Immerhin war ich als Bauschlosser hauptberuflich schon ein bisschen mehr mit der Materie vertraut. Außerdem hatte ich ja auch bei Geschwistern, Freunden und Verwandten hier und da, mal mehr, mal weniger, beim Hausbau geholfen und war daher nicht komplett das Tal der Ahnungslosen. Mehr noch. Ich hielt mich sogar für relativ kompetent. Ich fühlte mich so, wie Checkow an Bord der Enterprise, der als Einziger in der Lage war, Kirk und Zulu, die sich im freien Fall befanden, an Bord zu beamen. Eine Unmöglichkeit, die nur er meistern konnte und das wurde ihm mit einem Mal bewusst. Und so rannte er durch die halbe Enterprise und rief fortwährend mit einem stark russischem Akzent: “ Ich kann das, ich kann das!“ Und dann beamte er sie an Bord, kurz bevor sie am Boden zerschmetterten. Genauso fühlte ich mich in diesem Moment, wusste es aber noch nicht, weil es den Film damals noch nicht gab. Deshalb verzichtete ich darauf, durch die Gegend zu rennen und permanent: „Ich kann das, ich kann das!“ zu rufen. Auch ohne russischen Akzent.
Außerdem hatte ich ja noch ein As im Ärmel. Denn auch wenn man vielleicht schon eine Menge weiß, wird man feststellen, dass es beim Eigenleistungshausbau unumgänglich ist, jemanden zur Seite zu haben, der mal so richtig Ahnung von den grundlegenden Dingen des Rohbaus hat. Denn die besten Tapeten halten nicht, wenn die Wände umfallen, weil man beim Fundament gepfuscht hat. Natürlich ist das alles auch kein Hexenwerk und vieles kann man auch mit einem gesunden Menschenverstand auf die Reihe kriegen, aber man braucht einfach einen Ansprechpartner. Jemanden, der einem die richtigen Antworten geben kann, wenn man Fragen hat. Das Geheimnis dahinter ist, dass man sich nur eine Person suchen sollte, die einem beratend zur Seite steht. Denn jeder, der mal gebaut hat, wird wissen, dass die Welt voller Experten ist und so ziemlich jeder von ihnen auch immer einen sehr guten Ratschlag hat.

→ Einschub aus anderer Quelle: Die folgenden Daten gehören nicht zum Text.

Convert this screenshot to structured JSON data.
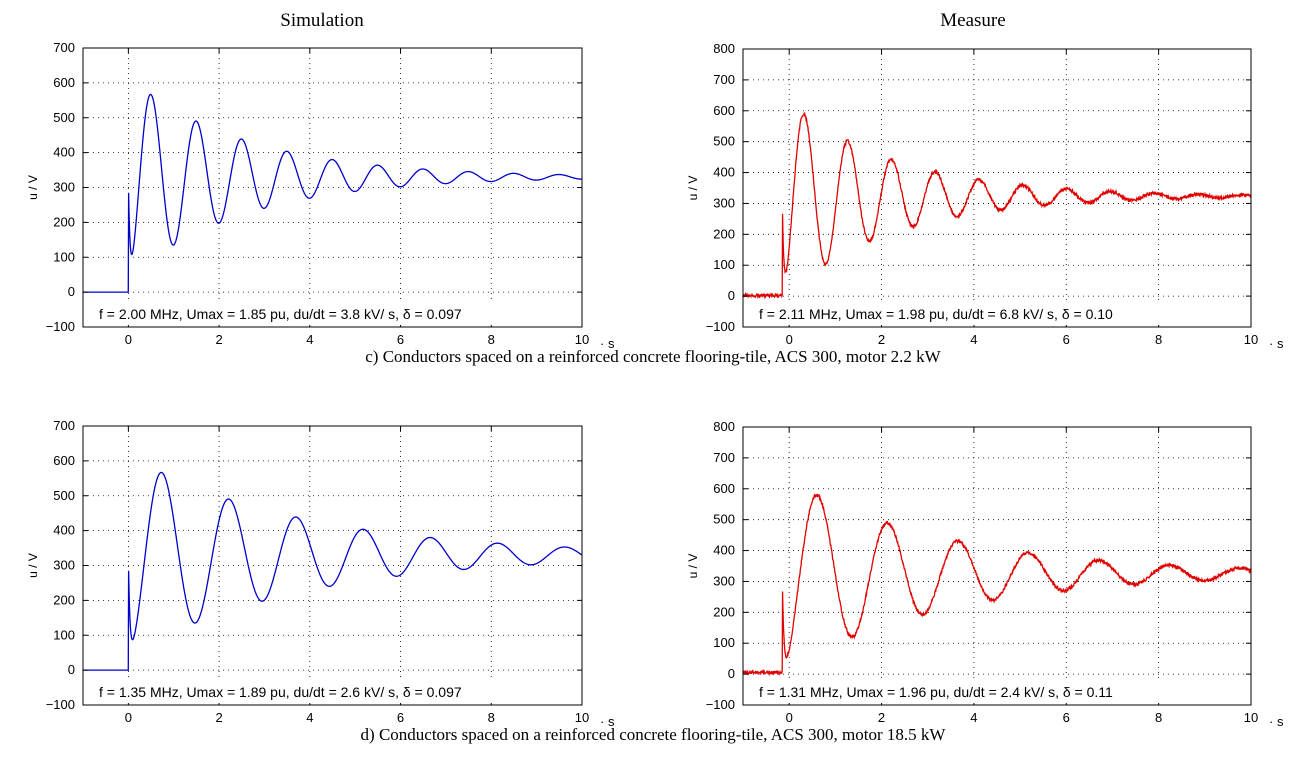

Fatalerweise sind diese Ratschläge dann auch immer total unterschiedlich, obwohl sie alle dasselbe Problem behandelten. Noch fatalererweise gibt es diese Ratschläge dutzendfach und sie werden einem ungefragt zuteil. Jeder, der mal vorbeiläuft und sieht, wie man auf seinem Bau am arbeiten ist, kann nicht umhin, mal anzuhalten, vielleicht ein Bier zu trinken und dem Bauherren unverblümt mittzuteilen, was er alles anders machen sollte, wenn das hier ein richtiges Haus werden sollte. Und wenn man dann auf jeden dieser „Experten“ hört, dann ist das fertige Gemäuer auf einer Seite vielleicht mal einen Meter niedriger oder es fehlen Fenster oder dergleichen. Deshalb ist es von größter Bedeutung, dass man sich einen Ratgeber sucht, dem man vertraut und auf genau diesen einen sollte man hören. Und nur auf ihn. Das ist das As im Ärmel des Häuslebauers und mein As war mein Vater.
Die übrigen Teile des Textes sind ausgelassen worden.